Corporal punishment was used, and naturally had to be resorted to much more frequently by me than by my superior, whose work was concerned with the older and better conducted portion of the boys. In fact as far as my recollection at the present day goes, it seems to me that hardly any morning or afternoon passed without the application of the cane. And this corporal castigation, though devoid of all the judicial formality which might have made our Winchester “scourging” a really moral punishment if the frequency of it and the prevailing sentiment upon the subject both of masters and scholars had been other than it was, was in truth a very much severer infliction as regards the absolute pain to be suffered by the patient. Three or four strokes with the cane over the palm of the hand would be very much worse than the perfunctory swishing with the peculiar Winchester rod. I do not remember that this caning was ever judicially used as a sentence to be executed at any future time, or that it was ever, for the most part, used to punish the idleness which had prevented a boy from learning his lessons at his home. It was used almost exclusively, as far as I remember, for the preservation of order and silence during the school hours, and the correction of the offender followed instantly on the commission of the offence.

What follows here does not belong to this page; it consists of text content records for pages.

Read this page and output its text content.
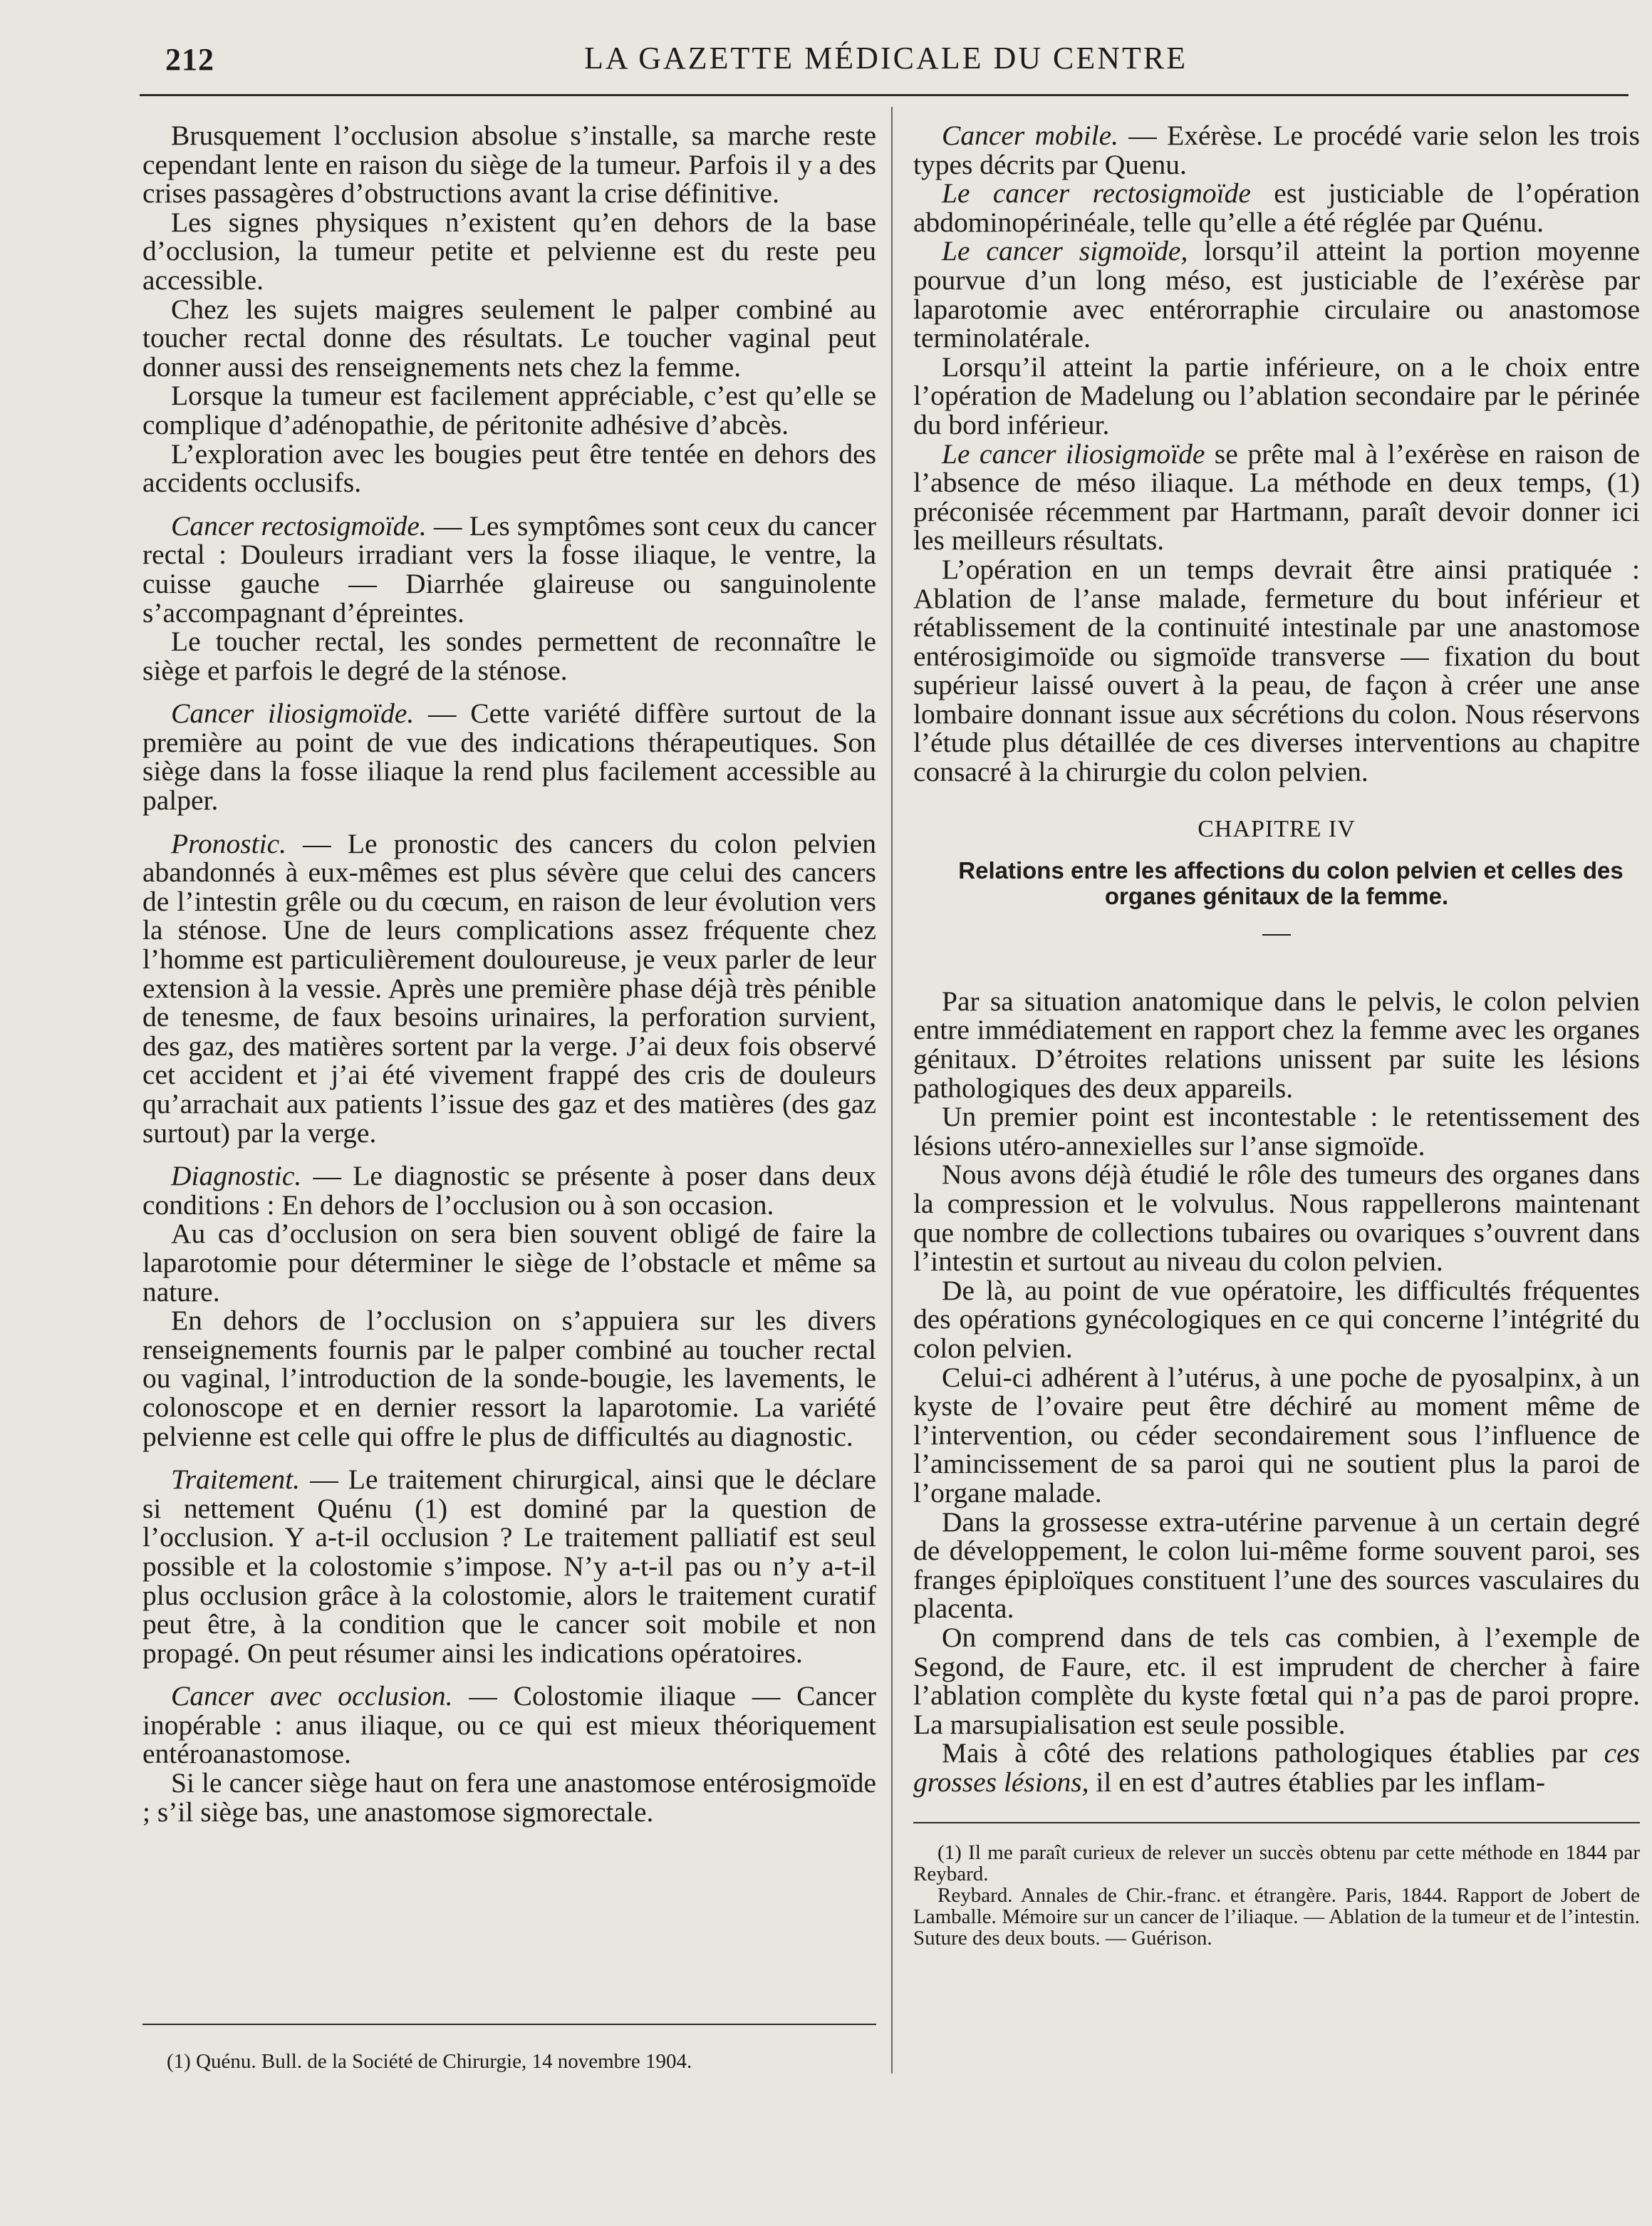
212	LA GAZETTE MÉDICALE DU CENTRE

Brusquement l’occlusion absolue s’installe, sa marche reste cependant lente en raison du siège de la tumeur. Parfois il y a des crises passagères d’obstructions avant la crise définitive.

Les signes physiques n’existent qu’en dehors de la base d’occlusion, la tumeur petite et pelvienne est du reste peu accessible.

Chez les sujets maigres seulement le palper combiné au toucher rectal donne des résultats. Le toucher vaginal peut donner aussi des renseignements nets chez la femme.

Lorsque la tumeur est facilement appréciable, c’est qu’elle se complique d’adénopathie, de péritonite adhésive d’abcès.

L’exploration avec les bougies peut être tentée en dehors des accidents occlusifs.

Cancer rectosigmoïde. — Les symptômes sont ceux du cancer rectal : Douleurs irradiant vers la fosse iliaque, le ventre, la cuisse gauche — Diarrhée glaireuse ou sanguinolente s’accompagnant d’épreintes.

Le toucher rectal, les sondes permettent de reconnaître le siège et parfois le degré de la sténose.

Cancer iliosigmoïde. — Cette variété diffère surtout de la première au point de vue des indications thérapeutiques. Son siège dans la fosse iliaque la rend plus facilement accessible au palper.

Pronostic. — Le pronostic des cancers du colon pelvien abandonnés à eux-mêmes est plus sévère que celui des cancers de l’intestin grêle ou du cœcum, en raison de leur évolution vers la sténose. Une de leurs complications assez fréquente chez l’homme est particulièrement douloureuse, je veux parler de leur extension à la vessie. Après une première phase déjà très pénible de tenesme, de faux besoins urinaires, la perforation survient, des gaz, des matières sortent par la verge. J’ai deux fois observé cet accident et j’ai été vivement frappé des cris de douleurs qu’arrachait aux patients l’issue des gaz et des matières (des gaz surtout) par la verge.

Diagnostic. — Le diagnostic se présente à poser dans deux conditions : En dehors de l’occlusion ou à son occasion.

Au cas d’occlusion on sera bien souvent obligé de faire la laparotomie pour déterminer le siège de l’obstacle et même sa nature.

En dehors de l’occlusion on s’appuiera sur les divers renseignements fournis par le palper combiné au toucher rectal ou vaginal, l’introduction de la sonde-bougie, les lavements, le colonoscope et en dernier ressort la laparotomie. La variété pelvienne est celle qui offre le plus de difficultés au diagnostic.

Traitement. — Le traitement chirurgical, ainsi que le déclare si nettement Quénu (1) est dominé par la question de l’occlusion. Y a-t-il occlusion ? Le traitement palliatif est seul possible et la colostomie s’impose. N’y a-t-il pas ou n’y a-t-il plus occlusion grâce à la colostomie, alors le traitement curatif peut être, à la condition que le cancer soit mobile et non propagé. On peut résumer ainsi les indications opératoires.

Cancer avec occlusion. — Colostomie iliaque — Cancer inopérable : anus iliaque, ou ce qui est mieux théoriquement entéroanastomose.

Si le cancer siège haut on fera une anastomose entérosigmoïde ; s’il siège bas, une anastomose sigmorectale.

Cancer mobile. — Exérèse. Le procédé varie selon les trois types décrits par Quenu.

Le cancer rectosigmoïde est justiciable de l’opération abdominopérinéale, telle qu’elle a été réglée par Quénu.

Le cancer sigmoïde, lorsqu’il atteint la portion moyenne pourvue d’un long méso, est justiciable de l’exérèse par laparotomie avec entérorraphie circulaire ou anastomose terminolatérale.

Lorsqu’il atteint la partie inférieure, on a le choix entre l’opération de Madelung ou l’ablation secondaire par le périnée du bord inférieur.

Le cancer iliosigmoïde se prête mal à l’exérèse en raison de l’absence de méso iliaque. La méthode en deux temps, (1) préconisée récemment par Hartmann, paraît devoir donner ici les meilleurs résultats.

L’opération en un temps devrait être ainsi pratiquée : Ablation de l’anse malade, fermeture du bout inférieur et rétablissement de la continuité intestinale par une anastomose entérosigimoïde ou sigmoïde transverse — fixation du bout supérieur laissé ouvert à la peau, de façon à créer une anse lombaire donnant issue aux sécrétions du colon. Nous réservons l’étude plus détaillée de ces diverses interventions au chapitre consacré à la chirurgie du colon pelvien.

CHAPITRE IV

Relations entre les affections du colon pelvien et celles des organes génitaux de la femme.

—

Par sa situation anatomique dans le pelvis, le colon pelvien entre immédiatement en rapport chez la femme avec les organes génitaux. D’étroites relations unissent par suite les lésions pathologiques des deux appareils.

Un premier point est incontestable : le retentissement des lésions utéro-annexielles sur l’anse sigmoïde.

Nous avons déjà étudié le rôle des tumeurs des organes dans la compression et le volvulus. Nous rappellerons maintenant que nombre de collections tubaires ou ovariques s’ouvrent dans l’intestin et surtout au niveau du colon pelvien.

De là, au point de vue opératoire, les difficultés fréquentes des opérations gynécologiques en ce qui concerne l’intégrité du colon pelvien.

Celui-ci adhérent à l’utérus, à une poche de pyosalpinx, à un kyste de l’ovaire peut être déchiré au moment même de l’intervention, ou céder secondairement sous l’influence de l’amincissement de sa paroi qui ne soutient plus la paroi de l’organe malade.

Dans la grossesse extra-utérine parvenue à un certain degré de développement, le colon lui-même forme souvent paroi, ses franges épiploïques constituent l’une des sources vasculaires du placenta.

On comprend dans de tels cas combien, à l’exemple de Segond, de Faure, etc. il est imprudent de chercher à faire l’ablation complète du kyste fœtal qui n’a pas de paroi propre. La marsupialisation est seule possible.

Mais à côté des relations pathologiques établies par ces grosses lésions, il en est d’autres établies par les inflam-

(1) Il me paraît curieux de relever un succès obtenu par cette méthode en 1844 par Reybard.

Reybard. Annales de Chir.-franc. et étrangère. Paris, 1844. Rapport de Jobert de Lamballe. Mémoire sur un cancer de l’iliaque. — Ablation de la tumeur et de l’intestin. Suture des deux bouts. — Guérison.

(1) Quénu. Bull. de la Société de Chirurgie, 14 novembre 1904.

And this necessity of enforcing order among a very undisciplined crew of some forty or fifty lads of ages varying from perhaps twelve to about fourteen or fifteen was by far the most irksome and difficult part of my duty. I was accustomed to tuition. But the cumulation of the office of beadle with that of teacher was new to me, and I did not like it. And still less did I like the constant tendency of the urgent duties of the first office to encroach upon those of the second.

My scholastic experiences had accustomed me to a state of things in which idleness, violence, daredevil audacity, and neglect of duty had been common enough, but in which organised trickery and deception had been rarely seen. And I felt myself unfitted for the duties of a policeman among these turbulent Birmingham lads. I never saw the face of any one of them save during the school hours; and I remember thinking at the time that, had this been otherwise, I might have obtained a moral influence over at least some of them, which might have been more useful than all my efforts during school hours to force the rules and principles of syntax into unwilling brains, accustomed to the habitual defiance of them during all the remainder of their lives.

It appeared to me that I was engaged in the perpetual, and somewhat hopeless, task of endeavouring to manufacture silk purses out of sows’ ears; and I confess that I never put on my academical gown to go into school without feeling that I was going to an irksome, and, I feared, unprofitable labour. I tried hard to do my duty; but I fear that I was by no means the right man in the right place.

No preparation of any kind, beyond assuming my gown and trencher cap, before going into school was needed, and I had, therefore, abundance of leisure, during which I did a considerable quantity of miscellaneous reading, not perhaps altogether so unprofitable as the advocates of regular study devoted to some well-defined end might suppose.

We endeavoured—my colleague Mason and I—I remember, to get up a debating society among the few—very few—young men, with whom we had become acquainted. But it did not succeed. Young Birmingham, intent on making, and on its way to make, “plums” in hardware, did not think that “debating” was the best way of employing the hours that could be spared from the counting-house.